Britanya’nın önde gelen gazetelerinden Daily Telegraph, Irak Şam İslam Devleti’nin (IŞİD) dün gerçekleştirilen Kobani saldırısını Türkiye üzerinden gerçekleştirdiği iddiaları üzerine, Ankara’nın müttefiklerini hiçe sayarak IŞİD’in önünü açtığı iddiasını sayfalarına taşıdı.
Gazetenin Orta Doğu editörü Martin Spencer imzalı yazının başlığı, ‘Erdoğan’ın Esad nefreti, teröristlerle flört edebileceği kadar derin mi?‘
BBC Türkçe Servisi’nin çevirisine göre, yazı, “Ortadoğu’da dostlar düşman, düşmanlar ise bir anda müttefik haline gelebiliyor. Ancak ortada bir de Türkiye var. Bugün kimse Türkiye’nin nerede durduğunu bilemiyor” ifadeleriyle başlıyor.
Katar’ın tipik bir ‘artık güven vermeyen Batı müttefiki‘ olduğu, İran’ın ise ‘Batı ile aynı cepede savaşan bir düşman‘ konumuna geldiği belirtilen yazıda, Türkiye için “Giderek daha fazla kara deliğe dönüşüyor. Asıl amacının ne olduğu ciddi bir tartışma konusu” değerlendirmesi yapılıyor.
Ilımlı muhalifler nasıl ayırt ediliyor?
Türkiye’nin NATO müttefiki olduğu hatırlatılan yazı şöyle devam ediyor: “Batılı değerleri savunmaları gerekiyor. Ancak Ortadoğu’daki diğer aktörler ve Türkiye içerisinde Kürt azınlık, Suriye’de başlayan devrim hareketinin radikal İslamcıların kontrolüne geçmesini öfkeyle izliyor. Nedeni ise Türkiye sınırını geçerek Suriye’ye giden ‘yabancı savaşçılar’.”
Ankara’nın ‘ılımlı muhaliflere‘ destek verdiğini hatırlatan gazete, IŞİD ya da El Nusra’ya giden silah, finansman ve savaşçıları nasıl ayırt edildiğinin açıklığa kavuşturulmadığına dikkat çekiyor.
Çok sayıda gazetecinin Türkiye sınırları içerisinde IŞİD militanlarıyla röportaj yapmayı başardığını bu nedenle de ‘Milli İstihbarat teşkilatının bu militanların izini süremediği‘ fikri çok da inandırıcı olmadığı belirtilen yazıda, “Ortada basit bir açıklama var: IŞİD’in Suriye’deki en zorlu düşmanı, Türkiye’de on yıllardır devletle çatışan gerilla grubu PKK’nın bir uzantısı olan YPG (Halk Savunma Birlikleri) oldu.
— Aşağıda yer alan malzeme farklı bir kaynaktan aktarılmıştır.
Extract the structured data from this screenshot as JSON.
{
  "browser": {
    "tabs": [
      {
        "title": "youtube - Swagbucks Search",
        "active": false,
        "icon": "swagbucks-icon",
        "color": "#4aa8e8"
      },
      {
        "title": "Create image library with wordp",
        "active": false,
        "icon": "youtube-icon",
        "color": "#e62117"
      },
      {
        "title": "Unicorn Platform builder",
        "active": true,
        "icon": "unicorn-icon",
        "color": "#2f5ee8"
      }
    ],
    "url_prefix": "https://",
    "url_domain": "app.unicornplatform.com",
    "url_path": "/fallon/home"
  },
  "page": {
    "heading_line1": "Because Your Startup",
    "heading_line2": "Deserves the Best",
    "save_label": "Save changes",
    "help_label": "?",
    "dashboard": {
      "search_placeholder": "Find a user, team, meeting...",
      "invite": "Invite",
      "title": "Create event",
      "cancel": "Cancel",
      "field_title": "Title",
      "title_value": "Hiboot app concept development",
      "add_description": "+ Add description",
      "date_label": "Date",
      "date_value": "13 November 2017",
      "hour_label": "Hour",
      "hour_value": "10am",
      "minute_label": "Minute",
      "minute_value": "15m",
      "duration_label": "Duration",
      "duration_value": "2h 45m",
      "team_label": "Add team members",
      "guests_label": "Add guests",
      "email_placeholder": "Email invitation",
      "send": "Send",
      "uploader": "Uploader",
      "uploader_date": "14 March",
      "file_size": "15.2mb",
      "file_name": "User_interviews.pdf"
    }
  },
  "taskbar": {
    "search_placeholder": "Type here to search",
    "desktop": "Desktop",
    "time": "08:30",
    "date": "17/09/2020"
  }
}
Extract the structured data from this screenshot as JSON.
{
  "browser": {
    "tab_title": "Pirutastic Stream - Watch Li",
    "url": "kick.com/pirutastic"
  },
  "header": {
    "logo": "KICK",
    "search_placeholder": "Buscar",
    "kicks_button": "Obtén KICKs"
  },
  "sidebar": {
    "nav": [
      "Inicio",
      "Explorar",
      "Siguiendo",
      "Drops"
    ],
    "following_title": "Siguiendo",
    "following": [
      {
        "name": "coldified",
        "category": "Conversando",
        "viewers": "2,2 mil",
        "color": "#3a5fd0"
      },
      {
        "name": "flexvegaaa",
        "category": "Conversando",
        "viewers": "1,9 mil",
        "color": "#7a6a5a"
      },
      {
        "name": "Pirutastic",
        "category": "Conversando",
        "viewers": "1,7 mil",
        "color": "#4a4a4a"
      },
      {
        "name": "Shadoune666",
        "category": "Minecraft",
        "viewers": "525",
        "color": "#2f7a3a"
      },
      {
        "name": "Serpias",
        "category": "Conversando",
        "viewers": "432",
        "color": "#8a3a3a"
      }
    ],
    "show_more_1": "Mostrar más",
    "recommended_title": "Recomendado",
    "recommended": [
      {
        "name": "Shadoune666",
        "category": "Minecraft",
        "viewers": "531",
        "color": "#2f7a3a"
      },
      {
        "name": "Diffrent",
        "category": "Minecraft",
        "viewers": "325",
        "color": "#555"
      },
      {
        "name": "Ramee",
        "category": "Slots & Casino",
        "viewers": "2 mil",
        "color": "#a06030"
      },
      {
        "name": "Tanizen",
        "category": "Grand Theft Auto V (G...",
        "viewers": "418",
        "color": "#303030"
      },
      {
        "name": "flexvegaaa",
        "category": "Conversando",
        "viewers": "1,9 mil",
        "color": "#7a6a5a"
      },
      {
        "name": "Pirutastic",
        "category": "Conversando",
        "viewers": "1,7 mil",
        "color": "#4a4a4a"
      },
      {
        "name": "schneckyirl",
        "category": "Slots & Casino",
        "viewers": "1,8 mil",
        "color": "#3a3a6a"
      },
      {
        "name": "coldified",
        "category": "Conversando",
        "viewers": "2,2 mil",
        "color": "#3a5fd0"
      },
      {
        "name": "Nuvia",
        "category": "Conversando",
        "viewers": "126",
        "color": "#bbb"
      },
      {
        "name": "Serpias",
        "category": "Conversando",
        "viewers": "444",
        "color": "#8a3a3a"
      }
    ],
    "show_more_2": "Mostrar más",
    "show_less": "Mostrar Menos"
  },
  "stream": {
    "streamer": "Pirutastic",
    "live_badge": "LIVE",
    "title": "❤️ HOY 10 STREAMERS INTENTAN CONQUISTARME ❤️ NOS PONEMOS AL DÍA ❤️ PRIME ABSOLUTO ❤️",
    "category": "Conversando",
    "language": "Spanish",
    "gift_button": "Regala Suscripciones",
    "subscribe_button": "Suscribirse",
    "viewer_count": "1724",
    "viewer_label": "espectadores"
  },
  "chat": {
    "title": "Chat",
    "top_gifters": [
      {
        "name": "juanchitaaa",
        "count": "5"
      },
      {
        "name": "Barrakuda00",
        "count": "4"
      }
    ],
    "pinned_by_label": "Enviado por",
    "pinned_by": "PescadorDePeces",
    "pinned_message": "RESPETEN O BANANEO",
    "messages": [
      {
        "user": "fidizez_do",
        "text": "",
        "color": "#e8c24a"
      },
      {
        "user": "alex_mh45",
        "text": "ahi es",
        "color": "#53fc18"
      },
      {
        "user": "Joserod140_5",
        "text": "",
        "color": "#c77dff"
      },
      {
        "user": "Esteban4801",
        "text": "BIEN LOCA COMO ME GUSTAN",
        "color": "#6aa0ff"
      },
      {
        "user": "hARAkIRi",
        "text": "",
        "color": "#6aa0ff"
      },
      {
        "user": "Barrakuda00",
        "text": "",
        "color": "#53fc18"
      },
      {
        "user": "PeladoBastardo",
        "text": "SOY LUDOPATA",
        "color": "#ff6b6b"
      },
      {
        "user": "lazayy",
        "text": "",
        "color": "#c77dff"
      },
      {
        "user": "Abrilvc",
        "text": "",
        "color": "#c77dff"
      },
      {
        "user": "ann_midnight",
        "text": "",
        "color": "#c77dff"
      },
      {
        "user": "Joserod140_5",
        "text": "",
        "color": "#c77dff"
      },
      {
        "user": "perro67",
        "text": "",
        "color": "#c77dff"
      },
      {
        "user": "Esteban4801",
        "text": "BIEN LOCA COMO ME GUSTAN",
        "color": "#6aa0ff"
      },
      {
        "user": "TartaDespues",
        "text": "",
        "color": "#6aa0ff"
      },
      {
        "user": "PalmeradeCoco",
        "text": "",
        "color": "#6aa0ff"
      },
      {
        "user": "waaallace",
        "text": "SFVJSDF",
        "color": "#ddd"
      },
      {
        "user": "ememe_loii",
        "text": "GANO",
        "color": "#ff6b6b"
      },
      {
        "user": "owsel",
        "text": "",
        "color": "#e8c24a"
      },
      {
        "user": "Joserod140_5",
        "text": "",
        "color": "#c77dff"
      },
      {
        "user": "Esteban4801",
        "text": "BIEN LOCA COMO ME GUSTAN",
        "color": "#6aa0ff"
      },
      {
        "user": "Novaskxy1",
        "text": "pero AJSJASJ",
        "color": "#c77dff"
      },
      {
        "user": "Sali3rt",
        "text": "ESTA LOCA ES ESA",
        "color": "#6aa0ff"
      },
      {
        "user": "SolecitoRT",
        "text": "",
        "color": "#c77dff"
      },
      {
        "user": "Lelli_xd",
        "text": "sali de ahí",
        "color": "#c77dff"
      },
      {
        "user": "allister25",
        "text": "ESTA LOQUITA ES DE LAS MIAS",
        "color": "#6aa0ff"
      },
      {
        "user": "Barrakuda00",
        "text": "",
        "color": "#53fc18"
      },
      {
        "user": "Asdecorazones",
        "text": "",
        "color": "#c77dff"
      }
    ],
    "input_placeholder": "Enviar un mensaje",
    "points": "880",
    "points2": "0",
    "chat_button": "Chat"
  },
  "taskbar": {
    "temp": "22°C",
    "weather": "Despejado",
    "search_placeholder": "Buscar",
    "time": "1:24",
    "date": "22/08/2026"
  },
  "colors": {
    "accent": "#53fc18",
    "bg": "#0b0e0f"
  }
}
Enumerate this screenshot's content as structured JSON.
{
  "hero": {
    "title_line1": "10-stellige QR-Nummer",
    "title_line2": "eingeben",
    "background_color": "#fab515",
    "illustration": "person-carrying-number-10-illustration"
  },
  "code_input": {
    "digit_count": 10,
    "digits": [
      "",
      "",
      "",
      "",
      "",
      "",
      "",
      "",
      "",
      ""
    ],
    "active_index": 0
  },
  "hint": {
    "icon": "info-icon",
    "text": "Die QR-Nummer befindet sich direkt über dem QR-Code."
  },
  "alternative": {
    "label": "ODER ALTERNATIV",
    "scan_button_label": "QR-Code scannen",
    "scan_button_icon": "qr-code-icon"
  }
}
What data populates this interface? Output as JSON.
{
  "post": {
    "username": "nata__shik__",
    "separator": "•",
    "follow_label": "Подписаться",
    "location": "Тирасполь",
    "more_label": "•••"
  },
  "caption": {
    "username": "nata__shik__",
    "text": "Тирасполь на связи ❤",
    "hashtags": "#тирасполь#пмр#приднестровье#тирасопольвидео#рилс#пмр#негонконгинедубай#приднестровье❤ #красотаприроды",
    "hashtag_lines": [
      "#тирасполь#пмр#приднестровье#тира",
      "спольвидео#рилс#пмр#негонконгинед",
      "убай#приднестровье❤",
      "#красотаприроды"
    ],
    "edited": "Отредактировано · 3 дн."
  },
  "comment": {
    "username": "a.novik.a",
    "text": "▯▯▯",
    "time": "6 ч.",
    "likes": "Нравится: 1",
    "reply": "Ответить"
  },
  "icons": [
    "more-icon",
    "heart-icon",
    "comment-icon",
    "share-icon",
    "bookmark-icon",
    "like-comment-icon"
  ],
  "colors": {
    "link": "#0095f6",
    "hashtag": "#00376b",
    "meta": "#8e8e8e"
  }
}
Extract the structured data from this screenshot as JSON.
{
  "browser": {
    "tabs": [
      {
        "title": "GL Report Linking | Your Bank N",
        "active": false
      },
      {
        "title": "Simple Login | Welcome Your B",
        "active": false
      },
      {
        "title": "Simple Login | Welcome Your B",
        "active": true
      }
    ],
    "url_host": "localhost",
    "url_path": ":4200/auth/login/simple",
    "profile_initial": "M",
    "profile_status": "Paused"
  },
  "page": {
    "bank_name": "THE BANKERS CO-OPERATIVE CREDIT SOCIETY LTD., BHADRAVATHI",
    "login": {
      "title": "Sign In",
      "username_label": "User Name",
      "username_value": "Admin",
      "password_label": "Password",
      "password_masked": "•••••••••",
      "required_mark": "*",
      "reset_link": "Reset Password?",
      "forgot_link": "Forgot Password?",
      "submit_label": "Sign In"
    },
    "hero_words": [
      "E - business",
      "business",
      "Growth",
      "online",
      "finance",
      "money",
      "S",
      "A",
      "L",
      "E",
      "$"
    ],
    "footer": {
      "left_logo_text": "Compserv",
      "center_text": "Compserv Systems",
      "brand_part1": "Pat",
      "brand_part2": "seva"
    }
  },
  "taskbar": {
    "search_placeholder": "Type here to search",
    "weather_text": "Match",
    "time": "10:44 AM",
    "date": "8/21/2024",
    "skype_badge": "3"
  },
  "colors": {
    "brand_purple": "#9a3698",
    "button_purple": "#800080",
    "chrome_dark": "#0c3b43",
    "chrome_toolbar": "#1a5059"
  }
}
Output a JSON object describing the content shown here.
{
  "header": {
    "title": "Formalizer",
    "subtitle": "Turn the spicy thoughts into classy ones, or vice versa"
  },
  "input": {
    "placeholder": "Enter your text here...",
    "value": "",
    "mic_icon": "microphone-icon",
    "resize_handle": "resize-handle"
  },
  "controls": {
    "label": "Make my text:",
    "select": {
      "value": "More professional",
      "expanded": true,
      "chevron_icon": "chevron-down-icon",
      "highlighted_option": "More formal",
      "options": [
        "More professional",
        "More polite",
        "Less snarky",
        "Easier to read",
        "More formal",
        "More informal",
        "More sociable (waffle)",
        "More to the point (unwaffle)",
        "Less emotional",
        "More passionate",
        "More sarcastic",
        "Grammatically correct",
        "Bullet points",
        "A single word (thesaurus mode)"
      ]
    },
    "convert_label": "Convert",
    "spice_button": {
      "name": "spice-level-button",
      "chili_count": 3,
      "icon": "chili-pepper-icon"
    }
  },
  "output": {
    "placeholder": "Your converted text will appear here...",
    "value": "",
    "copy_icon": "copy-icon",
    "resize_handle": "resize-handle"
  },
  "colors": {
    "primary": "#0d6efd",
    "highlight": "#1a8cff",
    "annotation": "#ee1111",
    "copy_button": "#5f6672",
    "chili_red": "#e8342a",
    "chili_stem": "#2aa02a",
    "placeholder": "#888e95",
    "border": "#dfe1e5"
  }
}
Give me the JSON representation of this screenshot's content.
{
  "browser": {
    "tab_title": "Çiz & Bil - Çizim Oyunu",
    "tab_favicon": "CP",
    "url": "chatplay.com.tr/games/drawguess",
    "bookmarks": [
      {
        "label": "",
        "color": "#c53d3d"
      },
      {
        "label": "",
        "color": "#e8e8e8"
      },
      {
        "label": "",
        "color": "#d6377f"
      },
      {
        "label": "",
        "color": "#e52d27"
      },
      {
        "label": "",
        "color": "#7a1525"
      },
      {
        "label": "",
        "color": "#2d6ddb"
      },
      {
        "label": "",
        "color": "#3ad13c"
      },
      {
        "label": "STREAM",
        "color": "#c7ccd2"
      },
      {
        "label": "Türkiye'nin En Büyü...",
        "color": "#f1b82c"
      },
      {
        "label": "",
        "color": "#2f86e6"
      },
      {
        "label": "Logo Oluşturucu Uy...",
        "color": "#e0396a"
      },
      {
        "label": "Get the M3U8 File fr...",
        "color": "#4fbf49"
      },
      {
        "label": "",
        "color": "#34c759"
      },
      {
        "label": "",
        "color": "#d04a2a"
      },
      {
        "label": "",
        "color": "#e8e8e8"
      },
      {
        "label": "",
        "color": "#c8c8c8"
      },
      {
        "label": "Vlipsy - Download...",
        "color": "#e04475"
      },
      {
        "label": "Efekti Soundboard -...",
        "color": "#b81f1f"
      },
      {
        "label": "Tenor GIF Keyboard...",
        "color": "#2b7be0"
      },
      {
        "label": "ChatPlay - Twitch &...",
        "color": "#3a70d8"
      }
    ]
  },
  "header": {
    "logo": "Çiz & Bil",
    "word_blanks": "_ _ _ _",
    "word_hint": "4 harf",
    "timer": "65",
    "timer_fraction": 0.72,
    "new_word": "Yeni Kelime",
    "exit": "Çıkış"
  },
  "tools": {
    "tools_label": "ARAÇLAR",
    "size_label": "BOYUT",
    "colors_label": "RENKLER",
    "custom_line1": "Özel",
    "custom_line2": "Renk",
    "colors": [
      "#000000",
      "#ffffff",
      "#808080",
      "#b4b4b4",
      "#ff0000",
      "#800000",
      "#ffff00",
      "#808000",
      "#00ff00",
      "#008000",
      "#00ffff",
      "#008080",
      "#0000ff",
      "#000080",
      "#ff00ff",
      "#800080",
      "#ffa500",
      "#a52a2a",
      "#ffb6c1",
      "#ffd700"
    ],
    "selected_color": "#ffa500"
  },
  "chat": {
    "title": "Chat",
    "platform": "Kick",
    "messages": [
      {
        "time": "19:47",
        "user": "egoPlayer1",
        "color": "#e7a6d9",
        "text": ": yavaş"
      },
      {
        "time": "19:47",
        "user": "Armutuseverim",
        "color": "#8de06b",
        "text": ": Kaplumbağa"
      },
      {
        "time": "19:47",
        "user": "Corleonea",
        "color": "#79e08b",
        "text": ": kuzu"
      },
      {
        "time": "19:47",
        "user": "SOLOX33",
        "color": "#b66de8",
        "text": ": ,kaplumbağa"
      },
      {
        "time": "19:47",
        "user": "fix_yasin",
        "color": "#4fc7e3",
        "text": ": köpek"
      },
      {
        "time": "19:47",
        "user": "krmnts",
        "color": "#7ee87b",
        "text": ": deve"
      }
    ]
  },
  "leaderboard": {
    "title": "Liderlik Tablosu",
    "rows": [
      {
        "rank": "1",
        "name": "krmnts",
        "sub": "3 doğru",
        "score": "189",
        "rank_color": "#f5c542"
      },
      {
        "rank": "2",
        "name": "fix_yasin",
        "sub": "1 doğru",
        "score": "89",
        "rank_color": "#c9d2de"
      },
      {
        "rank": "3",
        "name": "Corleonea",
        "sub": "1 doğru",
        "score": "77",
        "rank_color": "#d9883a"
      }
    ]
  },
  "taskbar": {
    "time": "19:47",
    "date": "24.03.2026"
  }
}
Ankara’da sınırın karşı tarafında Kürtlerin elde ettiği başarıların, Türkiye tarafına da yansıyacağı endişesi var” deniliyor.
Erdoğan’ın seküler Esad’a karşı öfkesi o kadar büyük ki…
Bu durumun, Türkiye’nin Suriye’deki tutumunu izah etmek için yeterli olmadığı belirtilen yazıda ‘çözüm süreci‘ hatırlatılıyor.
“Daha endişe verici olasılıksa Erdoğan’ın Sünni Müslüman Kürtlere otonomi vermeye hazır olup, solcu/seküler YPG/PKK düzleminde olmaları halinde bu hak devrine yanaşmaması” denen yazıda, Suriye Devlet Başkanı Beşar Esad’a karşı duyulan öfkenin de Ankara’nın politikalarında önemli yer tuttuğuna dikkat çekilen yazı şu ifadelerle sonlandırılıyor: “Asıl korku, Erdoğan’ın eli kanlı olduğu tartışılmayan seküler Beşar Esad’a karşı öfkesi o kadar büyük ki, IŞİD’in desteklenmesini ya da en azından örgüte göz yumulmasını mazur görebiliyor. Ancak sonrasında NATO müttefiklerinin Avrupa’nın yanı başındaki cihatçı tehdit unsurlarına karşı ne yapacağı konusu Türkiye’nin şu anda yüzleşmek istemediği bir soru gibi gözüküyor.”